Demikianlah kemudian, kita tidak seharusnya menggantungkan masa depan umat manusia kepada agama. Bahkan di tengah-tengah pandemi, kita tidak memiliki pilihan lain selain hanya percaya kepada otoritas sains; sekalipun ia tidak pernah dapat objektif dan bebas akan kepentingan, tapi itulah satu-satunya kebenaran yang manusia miliki sampai saat ini. Sebagaimana Imperium Utsmani hingga masa awal modern, sekitar abad ke-17, maju dan berkembang dengan ragam pengalaman akan berbagai bencana dan wabah yang mewabah, penyakit yang menjangkit tidak jatuh terpuruk hanya karena pasrah akan azab yang datang silih berganti tanpa permisi.

Hematnya, kita harus sekuat niat dan semangat berusaha untuk mencegah penularan dengan baik sebaik-baiknya dan benar sebenar-benarnya, tak pandang bulu apakah kita beriman atau tidak. Kita juga tidak dibenarkan apabila terlalu khawatir, juga tidak dibenarkan pula apabila kita cenderung bersikap meremehkannya. []

Fauzi SAA

 

Rujukan

  1. Sayyid Quthb, 2001, Fi Zhilal al-Qur’an, jilid 12, terj.
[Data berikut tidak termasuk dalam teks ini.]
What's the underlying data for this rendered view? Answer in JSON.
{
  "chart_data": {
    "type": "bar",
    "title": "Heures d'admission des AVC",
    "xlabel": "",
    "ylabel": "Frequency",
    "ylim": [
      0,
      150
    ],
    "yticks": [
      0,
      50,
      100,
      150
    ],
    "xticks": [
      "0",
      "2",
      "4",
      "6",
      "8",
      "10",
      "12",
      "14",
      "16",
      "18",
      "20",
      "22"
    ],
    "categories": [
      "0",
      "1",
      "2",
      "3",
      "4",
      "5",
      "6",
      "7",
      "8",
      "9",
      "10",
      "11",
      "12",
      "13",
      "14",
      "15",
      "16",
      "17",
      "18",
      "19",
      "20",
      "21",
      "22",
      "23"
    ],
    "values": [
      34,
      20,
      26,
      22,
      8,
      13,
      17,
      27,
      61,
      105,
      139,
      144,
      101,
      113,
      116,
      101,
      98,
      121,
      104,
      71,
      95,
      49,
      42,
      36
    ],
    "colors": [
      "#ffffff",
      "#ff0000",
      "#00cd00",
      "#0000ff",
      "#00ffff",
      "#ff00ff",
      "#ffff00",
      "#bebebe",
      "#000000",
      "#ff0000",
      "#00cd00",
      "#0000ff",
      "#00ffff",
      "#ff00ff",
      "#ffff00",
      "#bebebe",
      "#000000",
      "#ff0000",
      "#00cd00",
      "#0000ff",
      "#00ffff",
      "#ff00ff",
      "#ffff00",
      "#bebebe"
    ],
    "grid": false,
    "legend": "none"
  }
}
As’ad Yasin, Jakarta: Gema Insai Press.
  2. Karen Amstrong, 2013, Masa Depan Tuhan, edisi terbaru, terj. Yuliani Liputo, Jakarta: Mizan Pustaka.
  3. Russell, Bertrand. 2013, Bertuhan Tanpa Agama, terj. Imam Baehaqi, Yogyakarta: Resist Book.
  4. Zainul Bahri, “Expressing Political and Religious Identity
    Religion-Science Relations in Indonesian Muslim Thinkers 1970-2014” in Al Jami’ah: Journal of Islamic Studies. Vol. 56, no. 1 (2018).
  5. Ian G Barbour, 1990, Religion in An Age of Science: The Gifford Lectures 1989-1991 Vol. 1, California: HarperCollins.
  6. Gould, Stephen Jay. 1999, Rocks of Ages: Science and Religion in the Fullness of Life, New York: Ballantine Books.